= Karemma Nayak =

Indian politician

Karemma Nayak is an Indian politician from Karnataka, India. She is a first-time member of the Karnataka Legislative Assembly representing Devadurga Assembly constituency, which is reserved for Scheduled Tribe community, in Raichur district. She won the 2023 Karnataka Legislative assembly election representing the Janata Dal (S).

== Background ==
Karemma is from an agricultural family in Raichur district. She has been fighting in the Hyderabad-Karnataka region on issues like malnutrition and against land grabbers. She has been facing threats from land mafia and she was allegedly been implicated in many false cases.
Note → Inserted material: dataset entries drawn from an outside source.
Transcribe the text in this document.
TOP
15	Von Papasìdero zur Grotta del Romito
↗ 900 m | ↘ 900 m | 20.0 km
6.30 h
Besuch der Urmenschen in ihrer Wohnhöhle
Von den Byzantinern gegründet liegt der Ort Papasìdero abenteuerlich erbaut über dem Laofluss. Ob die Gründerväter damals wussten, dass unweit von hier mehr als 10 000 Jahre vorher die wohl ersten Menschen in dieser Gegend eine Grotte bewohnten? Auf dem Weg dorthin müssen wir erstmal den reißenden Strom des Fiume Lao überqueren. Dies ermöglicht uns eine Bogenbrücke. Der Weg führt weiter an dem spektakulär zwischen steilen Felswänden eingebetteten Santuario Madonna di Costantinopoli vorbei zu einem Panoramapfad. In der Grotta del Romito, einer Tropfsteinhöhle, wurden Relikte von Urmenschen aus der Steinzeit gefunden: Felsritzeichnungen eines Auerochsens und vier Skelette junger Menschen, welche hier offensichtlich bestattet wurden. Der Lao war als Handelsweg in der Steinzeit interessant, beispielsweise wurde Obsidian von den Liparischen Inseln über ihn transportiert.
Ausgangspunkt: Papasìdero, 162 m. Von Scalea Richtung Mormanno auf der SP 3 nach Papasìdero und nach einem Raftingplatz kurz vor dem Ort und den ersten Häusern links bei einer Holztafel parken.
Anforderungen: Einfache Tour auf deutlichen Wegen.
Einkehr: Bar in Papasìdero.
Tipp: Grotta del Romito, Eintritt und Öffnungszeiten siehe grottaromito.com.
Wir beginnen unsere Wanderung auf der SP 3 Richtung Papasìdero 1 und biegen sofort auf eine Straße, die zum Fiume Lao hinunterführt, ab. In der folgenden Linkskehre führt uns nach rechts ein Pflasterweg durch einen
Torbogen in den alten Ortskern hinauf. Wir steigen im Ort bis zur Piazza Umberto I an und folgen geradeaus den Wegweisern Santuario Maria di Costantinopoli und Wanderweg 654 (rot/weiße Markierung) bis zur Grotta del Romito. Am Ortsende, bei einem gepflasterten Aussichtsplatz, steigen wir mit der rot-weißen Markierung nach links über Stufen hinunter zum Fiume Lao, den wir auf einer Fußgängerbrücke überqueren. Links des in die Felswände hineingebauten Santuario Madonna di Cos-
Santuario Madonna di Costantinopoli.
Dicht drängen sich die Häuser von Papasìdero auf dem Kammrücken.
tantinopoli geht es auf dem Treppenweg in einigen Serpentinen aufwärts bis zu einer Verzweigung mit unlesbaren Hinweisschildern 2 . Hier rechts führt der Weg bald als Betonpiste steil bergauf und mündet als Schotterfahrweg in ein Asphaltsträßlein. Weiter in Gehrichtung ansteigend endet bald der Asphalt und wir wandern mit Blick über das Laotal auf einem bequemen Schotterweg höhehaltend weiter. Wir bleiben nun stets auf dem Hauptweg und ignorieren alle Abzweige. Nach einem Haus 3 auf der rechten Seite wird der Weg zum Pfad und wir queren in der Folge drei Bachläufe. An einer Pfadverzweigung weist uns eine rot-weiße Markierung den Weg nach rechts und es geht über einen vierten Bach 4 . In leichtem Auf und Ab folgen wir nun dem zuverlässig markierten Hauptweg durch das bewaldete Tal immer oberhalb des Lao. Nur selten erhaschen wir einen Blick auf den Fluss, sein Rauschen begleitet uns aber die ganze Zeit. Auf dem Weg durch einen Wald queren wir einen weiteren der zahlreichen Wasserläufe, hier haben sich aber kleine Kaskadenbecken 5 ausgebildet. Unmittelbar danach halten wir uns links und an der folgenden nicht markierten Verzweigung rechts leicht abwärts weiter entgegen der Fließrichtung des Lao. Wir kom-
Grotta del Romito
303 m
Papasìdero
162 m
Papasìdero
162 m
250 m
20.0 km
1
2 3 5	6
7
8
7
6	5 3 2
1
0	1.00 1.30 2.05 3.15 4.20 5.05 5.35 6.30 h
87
In September 2023, she opposed JD(S) support to BJP. In June 2023, she was allegedly attacked by a mob at Bandegud tanda in the Raichur district.

== Career ==
She began her political life in 2005, when she was the president of the Mustur Gram Panchayat. She won from Devadurga Assembly constituency representing Janata Dal (S) in the 2023 Karnataka Legislative Assembly election. She polled 99,544 votes and defeated her nearest rival and former minister K. Shivanagouda Nayak of the Bharatiya Janata Party, by a margin of 34,256 votes. Earlier in the 2020 Karnataka Legislative Assembly election, she contested as an independent candidate, polling over 25,000 votes and finishing third.